YouTube: kup muzykę do swojego wideo

Rumblefish oraz YouTube zaprezentowały usługę FriendlyMusic - bibliotekę utworów muzycznych do wykorzystania w filmach wideo na YouTube.

Użytkownicy, którzy umieszczają na YouTube klipy opatrzone ścieżką dźwiękową, powinni mieć do niej prawa autorskie. W przeciwnym wypadku, muszą się oni liczyć z możliwością usunięcia lub zablokowania filmu na wniosek posiadacza tych autorskich.

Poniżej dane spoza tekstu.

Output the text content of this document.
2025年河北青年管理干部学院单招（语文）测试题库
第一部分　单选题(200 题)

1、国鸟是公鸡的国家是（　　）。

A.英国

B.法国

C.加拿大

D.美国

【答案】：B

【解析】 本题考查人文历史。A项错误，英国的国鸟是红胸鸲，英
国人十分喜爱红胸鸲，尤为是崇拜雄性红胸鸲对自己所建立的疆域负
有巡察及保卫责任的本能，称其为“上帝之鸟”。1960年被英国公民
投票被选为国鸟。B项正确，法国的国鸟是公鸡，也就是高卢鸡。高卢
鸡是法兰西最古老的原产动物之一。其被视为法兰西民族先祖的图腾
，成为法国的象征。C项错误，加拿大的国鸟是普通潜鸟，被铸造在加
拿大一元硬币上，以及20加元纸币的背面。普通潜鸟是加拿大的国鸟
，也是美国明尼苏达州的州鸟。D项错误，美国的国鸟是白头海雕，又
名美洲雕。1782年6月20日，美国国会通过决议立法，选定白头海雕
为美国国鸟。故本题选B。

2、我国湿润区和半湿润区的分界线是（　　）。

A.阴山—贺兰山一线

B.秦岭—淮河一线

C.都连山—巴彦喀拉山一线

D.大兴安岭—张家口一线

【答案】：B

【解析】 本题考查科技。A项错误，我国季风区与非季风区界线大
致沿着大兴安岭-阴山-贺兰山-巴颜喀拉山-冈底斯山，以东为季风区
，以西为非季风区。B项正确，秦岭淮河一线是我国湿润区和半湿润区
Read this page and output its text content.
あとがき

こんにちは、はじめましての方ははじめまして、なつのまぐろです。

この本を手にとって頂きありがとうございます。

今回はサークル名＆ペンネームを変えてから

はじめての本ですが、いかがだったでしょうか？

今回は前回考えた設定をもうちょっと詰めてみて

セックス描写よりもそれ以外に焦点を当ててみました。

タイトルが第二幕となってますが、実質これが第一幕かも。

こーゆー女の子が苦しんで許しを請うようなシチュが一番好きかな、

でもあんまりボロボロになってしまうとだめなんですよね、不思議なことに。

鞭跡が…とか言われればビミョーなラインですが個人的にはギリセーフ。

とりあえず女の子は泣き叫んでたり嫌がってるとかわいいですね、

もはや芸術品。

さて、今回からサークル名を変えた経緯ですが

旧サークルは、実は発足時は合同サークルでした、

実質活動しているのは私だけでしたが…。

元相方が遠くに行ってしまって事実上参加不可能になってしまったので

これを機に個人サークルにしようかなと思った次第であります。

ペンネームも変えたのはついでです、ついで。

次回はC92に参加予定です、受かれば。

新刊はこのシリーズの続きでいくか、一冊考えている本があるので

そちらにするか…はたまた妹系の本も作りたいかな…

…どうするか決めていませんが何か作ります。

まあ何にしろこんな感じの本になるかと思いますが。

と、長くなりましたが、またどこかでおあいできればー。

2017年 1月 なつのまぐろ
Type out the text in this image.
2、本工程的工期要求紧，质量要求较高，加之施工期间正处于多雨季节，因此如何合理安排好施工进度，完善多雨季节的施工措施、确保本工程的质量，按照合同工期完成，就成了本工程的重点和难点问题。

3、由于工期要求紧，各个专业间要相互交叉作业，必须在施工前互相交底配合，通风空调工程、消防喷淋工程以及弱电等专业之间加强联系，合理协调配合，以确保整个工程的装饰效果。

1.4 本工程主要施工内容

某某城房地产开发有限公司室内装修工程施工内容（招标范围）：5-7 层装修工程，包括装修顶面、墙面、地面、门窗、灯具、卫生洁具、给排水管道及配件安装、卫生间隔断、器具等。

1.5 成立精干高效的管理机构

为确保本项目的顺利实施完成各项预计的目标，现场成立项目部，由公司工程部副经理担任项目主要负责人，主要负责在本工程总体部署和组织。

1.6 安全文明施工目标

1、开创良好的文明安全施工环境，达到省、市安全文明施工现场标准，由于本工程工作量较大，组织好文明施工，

Przełomem ma być FriendlyMusic, który rozpoczyna działanie pod koniec czerwca. Użytkownicy YouTube będą mogli dzięki usłudze kupić wieczystą licencję do utworów muzycznych. Utwory takie będzie można w pełni edytować i wykorzystywać w swoich materiałach wideo. Oczywiście tylko tych umieszczonych na YouTube.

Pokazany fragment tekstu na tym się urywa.